Quella stessa ironia calibrata al millimetro torna nella campagna “Get a Mac” del 2006, la serie di spot in cui un Mac giovane e disinvolto si confronta con un PC goffo e nevrotico. La campagna dura fino al 2009 e resta una delle più citate nella storia della pubblicità: umorismo leggero che vende con garbo, persuasione che funziona come un sorriso.

Apple Park è l'attuale quartier generale di Apple (Immagine Wikipedia)
Apple Park è l’attuale quartier generale di Apple (Immagine Wikipedia)

Da tremila miliardi di dollari, ridendo

Il Wozniak privato è ancora più inventivo. Il disturbatore televisivo tascabile che costruisce per i dormitori universitari, capace di mandare in tilt qualunque televisore catodico nel raggio di qualche metro, trasforma compagni e amici in involontari attori di una commedia: pensando che il problema sia dell’antenna, li convince ad assumere posture sempre più assurde mentre lui, in un angolo, finge di guardare.

E poi c’è la chiamata alla polizia per segnalare la Mercedes SL di Jobs parcheggiata sugli stalli riservati ai disabili. È un’altra storia verificata, con un secondo livello di beffa: Wozniak si finge un altro collega, Andy Hertzfeld, per depistare ulteriormente. Buon sangue non mente: già alle superiori Wozniak aveva dimostrato un carattere anarchico e difficile da contenere. Un esempio? Lo scherzo (oggettivamente un po’ esagerato) del metronomo nascosto in un armadietto scolastico, costruito per sembrare un ordigno e programmato per accelerare il ticchettio all’apertura dello sportello, è costato a Wozniak una notte in un centro di detenzione minorile, che lui ricorda come una delle “serate più istruttive” della sua giovinezza.

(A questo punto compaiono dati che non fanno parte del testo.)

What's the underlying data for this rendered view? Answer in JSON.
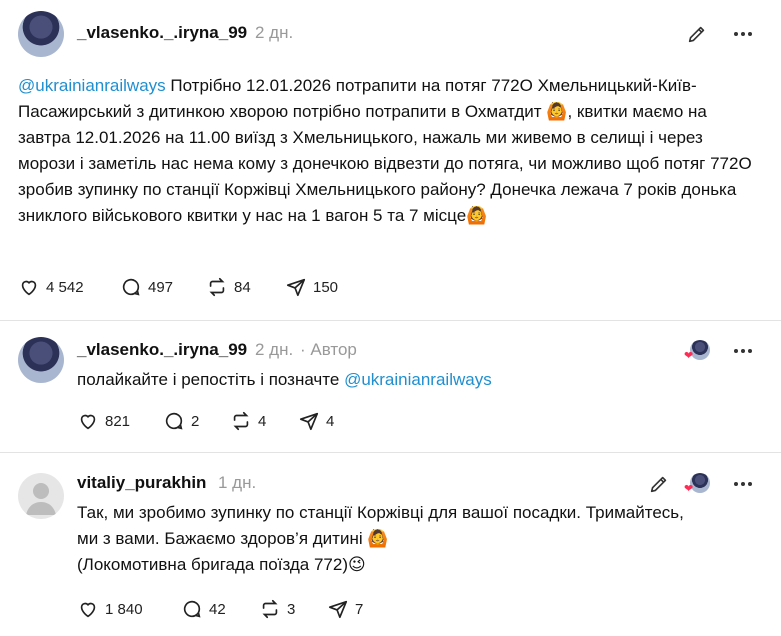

Cinquant’anni dopo, Apple ha superato i tremila miliardi di dollari di valore in Borsa, nel 1984 ha portato per prima l’interfaccia grafica al grande pubblico con il Macintosh, ha salvato l’industria musicale con iPod e iTunes tra il 2001 e il 2003, ha ridefinito la telefonia con l’iPhone nel 2007, ha costruito con i chip della serie M la migliore architettura mobile del decennio e si ostina a realizzare un sistema di intelligenza artificiale (Apple Intelligence) che elabora i dati direttamente sul dispositivo senza cederne il controllo al cloud.

Lo fa soprattutto perché ha anche più volte messo i diritti in prima linea: diritto alla privacy, all’inclusione, al rispetto dell’ambiente. L’azienda più seria e premurosa nel settore tech ha però un’origine “comica” e un co-fondatore che telefonava al Papa fingendo di essere il segretario di Stato americano. Non è una contraddizione: è esattamente il punto.